Would the edge jointing go smooth across the grain, which is the
resulting strips after the second set of cuts? I used to do the same
with the hand plane and didn't have issues there.
Here is an example of an end-grain cutting board that was sent through a thickness planer:
Again, that's a thickness planer, which has the cutterhead pretty much fully-enclosed and self-feeds once you get it started. But you're talking about a jointer, which leaves nothing but the workpiece between your workpiece and the push pads that you hold with your hands to push the workpiece across the jointer. If you're doing this with individual endgrain strips, it seems like those would be even more likely to split. I'm sure you could find ways to limit your risk, for example, by using a power feeder or a heavy-duty jig, but it still doesn't seem like a good idea. I wouldn't want my hands anywhere near the workpiece when something like this would be likely to happen. Trying to joint endgrain on a jointer sounds like a great way to wind up in the emergency room.

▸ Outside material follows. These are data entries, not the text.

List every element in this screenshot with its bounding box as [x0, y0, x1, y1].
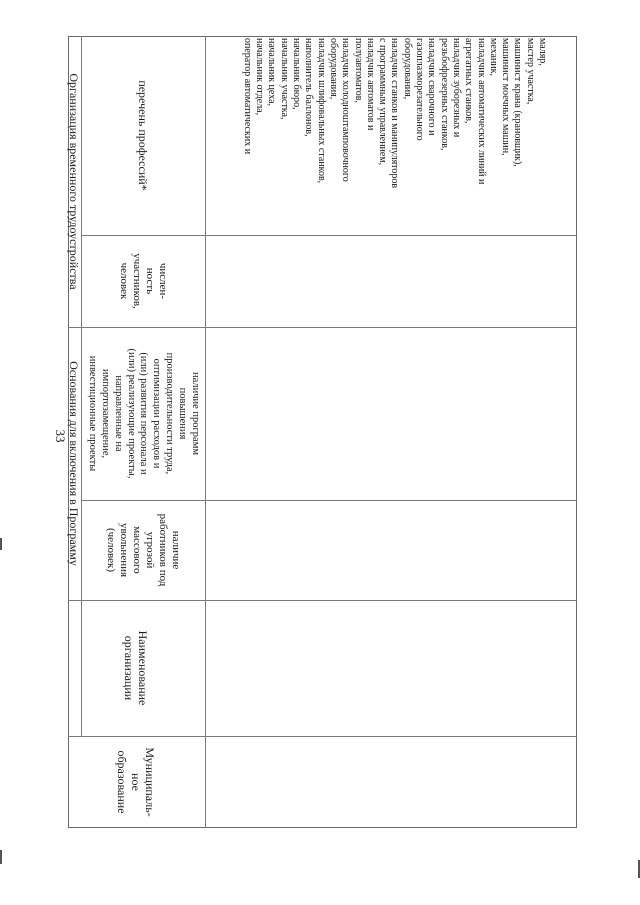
profession-line: оператор автоматических и — [241, 38, 253, 155]
header-org-group — [68, 36, 80, 327]
profession-line: с программным управлением, — [377, 38, 389, 166]
col-header-municipality — [68, 736, 205, 828]
page-number: 33 — [53, 429, 68, 443]
profession-line: механик, — [487, 38, 499, 77]
profession-line: начальник цеха, — [266, 38, 278, 107]
profession-line: оборудования, — [401, 38, 413, 100]
col-header-participants-label: числен- ность участников, человек — [118, 253, 169, 309]
profession-line: наполнитель баллонов, — [303, 38, 315, 137]
col-header-organization-name-label: Наименование организации — [122, 630, 151, 706]
profession-line: наладчик шлифовальных станков, — [315, 38, 327, 184]
col-header-organization-name — [68, 600, 205, 736]
profession-line: агрегатных станков, — [463, 38, 475, 124]
col-header-threatened-workers-label: наличие работников под угрозой массового увольнения (человек) — [105, 513, 182, 587]
professions-list — [210, 38, 550, 234]
profession-line: наладчик автоматических линий и — [475, 38, 487, 185]
table-divider-header-bottom — [205, 36, 206, 828]
profession-line: полуавтоматов, — [352, 38, 364, 103]
profession-line: мастер участка, — [524, 38, 536, 105]
scan-edge-mark — [0, 850, 2, 864]
profession-line: наладчик холодноштамповочного — [340, 38, 352, 182]
col-header-professions-label: перечень профессий* — [136, 80, 151, 191]
col-header-programs-label: наличие программ повышения производительности труда, оптимизации расходов и (или) развития персонала и (или) реализующие проекты, направленные на импортозамещение, инвестиционные проекты — [87, 348, 201, 479]
profession-line: газоплазморезательного — [414, 38, 426, 141]
profession-line: машинист моечных машин, — [500, 38, 512, 156]
col-header-programs — [81, 327, 205, 500]
header-grounds-group — [68, 327, 80, 600]
profession-line: наладчик автоматов и — [364, 38, 376, 131]
col-header-professions — [81, 36, 205, 235]
profession-line: начальник бюро, — [291, 38, 303, 110]
profession-line: начальник отдела, — [254, 38, 266, 116]
profession-line: начальник участка, — [278, 38, 290, 120]
profession-line: машинист крана (крановщик), — [512, 38, 524, 167]
header-grounds-group-label: Основания для включения в Программу — [67, 361, 81, 566]
profession-line: наладчик зуборезных и — [450, 38, 462, 138]
profession-line: наладчик сварочного и — [426, 38, 438, 136]
scan-edge-mark — [0, 538, 2, 550]
header-org-group-label: Организация временного трудоустройства — [67, 73, 81, 290]
col-header-municipality-label: Муниципаль- ное образование — [115, 747, 158, 817]
profession-line: оборудования, — [327, 38, 339, 100]
profession-line: резьбофрезерных станков, — [438, 38, 450, 151]
profession-line: маляр, — [537, 38, 548, 66]
profession-line: наладчик станков и манипуляторов — [389, 38, 401, 189]
col-header-threatened-workers — [81, 500, 205, 600]
col-header-participants — [81, 235, 205, 327]
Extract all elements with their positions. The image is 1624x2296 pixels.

That said, some people get away with using a thickness planer to take off very shallow bites (e.g., 1/32" or less). If you want to try this it's important to have sharp knives (and preferably a segmented cutterhead with sharp cutters) to help against tearout, and to chamfer (bevel) the edges to help protect against blowout on the trailing edge...but there are still safer and less accident-prone ways of flattening the end grain.
You'll probably have better luck with a drum sander or router sled, though it's still important to take light passes. It seems like everyone I know with a drum sander has a dent in the wall from a drum sander "incident."
Would you use a jointer on end grain?
Definitely no. Granted, some species will be more prone to splitting across the end grain than others, but in general it's too dangerous. Don't joint the individual strips. Instead use a high-quality crosscut blade on your table saw when you make the crosscuts, and after you've glued up the board, use a router sled, sander, hand plane, or scraper to further smooth the surface if necessary.